El presidente de la división de FIFPro en Asia, Brendan Schwab, hizo públicas estas cifras durante su intervención en la Conferencia Internacional de Interpol sobre amaño de partidos que este miércoles empezó en Kuala Lumpur, dentro del acuerdo alcanzado entre Fifa e Interpol en 2011 por el que se creó en este organismo la unidad para la integridad del deporte.
Schwab afirmó que "todos los miembros de la familia del fútbol, los gobiernos y las autoridades policiales deben trabajar de forma conjunta para combatir los problemas" que le rodean y enumeró los principales para FIFPro, que engloba a 56 sindicatos de jugadores de todo el mundo y representa a 65.000 futbolistas.
Según la intervención de Schwab, un 41,1 por ciento de jugadores no cobra a tiempo y un 5 por ciento de ellos debe esperar más de seis meses para percibir su salario; casi un 93 por ciento de los impagos responde a la situación financiera de los clubes y uno de cada nueve futbolistas ha sido víctima de actos violentos, la mayoría causados por aficionados.

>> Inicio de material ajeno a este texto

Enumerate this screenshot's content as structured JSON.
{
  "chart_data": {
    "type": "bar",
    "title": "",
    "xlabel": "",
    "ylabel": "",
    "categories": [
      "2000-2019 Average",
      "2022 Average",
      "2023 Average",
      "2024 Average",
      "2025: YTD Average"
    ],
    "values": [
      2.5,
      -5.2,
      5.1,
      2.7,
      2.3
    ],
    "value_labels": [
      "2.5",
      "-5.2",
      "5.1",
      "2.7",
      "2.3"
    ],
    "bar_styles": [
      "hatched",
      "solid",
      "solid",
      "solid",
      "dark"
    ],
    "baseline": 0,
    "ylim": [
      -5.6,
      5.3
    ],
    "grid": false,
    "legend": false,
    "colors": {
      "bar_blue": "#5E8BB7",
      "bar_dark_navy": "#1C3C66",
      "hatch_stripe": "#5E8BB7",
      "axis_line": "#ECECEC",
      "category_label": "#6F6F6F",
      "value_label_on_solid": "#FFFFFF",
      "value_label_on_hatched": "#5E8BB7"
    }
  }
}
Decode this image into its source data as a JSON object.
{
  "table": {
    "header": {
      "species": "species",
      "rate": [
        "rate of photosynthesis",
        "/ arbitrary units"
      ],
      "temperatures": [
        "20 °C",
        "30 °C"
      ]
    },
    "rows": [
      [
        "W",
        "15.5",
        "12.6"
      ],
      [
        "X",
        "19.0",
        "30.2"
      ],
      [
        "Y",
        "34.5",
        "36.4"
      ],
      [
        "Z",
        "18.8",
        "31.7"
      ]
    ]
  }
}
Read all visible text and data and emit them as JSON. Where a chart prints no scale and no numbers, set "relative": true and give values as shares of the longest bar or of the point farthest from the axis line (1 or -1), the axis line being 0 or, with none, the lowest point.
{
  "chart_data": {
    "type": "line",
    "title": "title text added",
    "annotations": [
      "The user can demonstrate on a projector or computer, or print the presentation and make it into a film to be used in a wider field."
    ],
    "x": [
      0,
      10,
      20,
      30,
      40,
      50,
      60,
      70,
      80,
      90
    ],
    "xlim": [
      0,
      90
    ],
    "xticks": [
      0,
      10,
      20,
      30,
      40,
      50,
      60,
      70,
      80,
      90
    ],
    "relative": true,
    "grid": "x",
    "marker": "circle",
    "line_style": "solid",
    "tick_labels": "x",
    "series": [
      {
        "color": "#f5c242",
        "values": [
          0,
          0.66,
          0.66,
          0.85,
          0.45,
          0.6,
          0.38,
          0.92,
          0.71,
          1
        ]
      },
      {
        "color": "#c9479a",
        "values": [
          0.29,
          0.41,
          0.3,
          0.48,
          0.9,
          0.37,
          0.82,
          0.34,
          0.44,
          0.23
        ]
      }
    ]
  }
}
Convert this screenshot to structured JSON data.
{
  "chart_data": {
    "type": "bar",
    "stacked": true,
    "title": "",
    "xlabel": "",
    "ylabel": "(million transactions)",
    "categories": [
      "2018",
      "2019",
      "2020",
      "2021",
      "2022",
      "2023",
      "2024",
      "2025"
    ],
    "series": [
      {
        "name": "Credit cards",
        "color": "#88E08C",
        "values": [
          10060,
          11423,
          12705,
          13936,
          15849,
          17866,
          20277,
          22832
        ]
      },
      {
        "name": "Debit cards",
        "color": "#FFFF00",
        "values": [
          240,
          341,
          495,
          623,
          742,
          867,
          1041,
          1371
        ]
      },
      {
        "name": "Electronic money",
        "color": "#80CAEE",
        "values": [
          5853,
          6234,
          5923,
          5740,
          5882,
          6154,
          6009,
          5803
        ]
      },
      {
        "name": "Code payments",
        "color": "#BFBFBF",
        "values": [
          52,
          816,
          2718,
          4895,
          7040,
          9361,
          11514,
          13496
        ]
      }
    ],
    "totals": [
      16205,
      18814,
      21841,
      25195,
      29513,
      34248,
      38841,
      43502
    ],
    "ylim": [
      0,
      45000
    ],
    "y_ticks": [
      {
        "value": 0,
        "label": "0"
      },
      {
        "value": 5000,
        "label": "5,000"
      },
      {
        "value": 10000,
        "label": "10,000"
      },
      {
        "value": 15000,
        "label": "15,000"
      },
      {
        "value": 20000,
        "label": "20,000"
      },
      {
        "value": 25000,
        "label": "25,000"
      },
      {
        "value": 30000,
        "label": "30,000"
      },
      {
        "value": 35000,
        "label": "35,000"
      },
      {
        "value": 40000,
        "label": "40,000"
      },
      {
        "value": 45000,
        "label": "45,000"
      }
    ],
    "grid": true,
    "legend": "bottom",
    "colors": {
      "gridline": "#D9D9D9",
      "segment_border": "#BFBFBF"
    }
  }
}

Los datos expuestos, reflejan que más de un 10 por ciento de los futbolistas sufre acoso -originado por los directivos de los clubes (64 por ciento) y los entrenadores (24 por ciento)- y que uno de cada diez informes sobre partidos señala actitudes racistas y discriminatorias procedentes de los aficionados.
"Los jugadores están unidos para trabajar con la familia del fútbol, gobiernos y autoridades policiales para alertar ante la amenaza de amaños. Les pedimos que se unan a nosotros en la lucha para mantener la integridad y la dignidad de las carreras de los futbolistas profesionales y para ello es esencial que podamos mantener la integridad del juego", dijo Schaw.
El representante de FIFPro aludió al trabajo que el sindicato realizó en Europa del Este y que culminó con la elaboración del Libro Negro, que refleja "la pobreza del fútbol", pero insistió en que no sólo los futbolistas de esa zona sufren los problemas citados.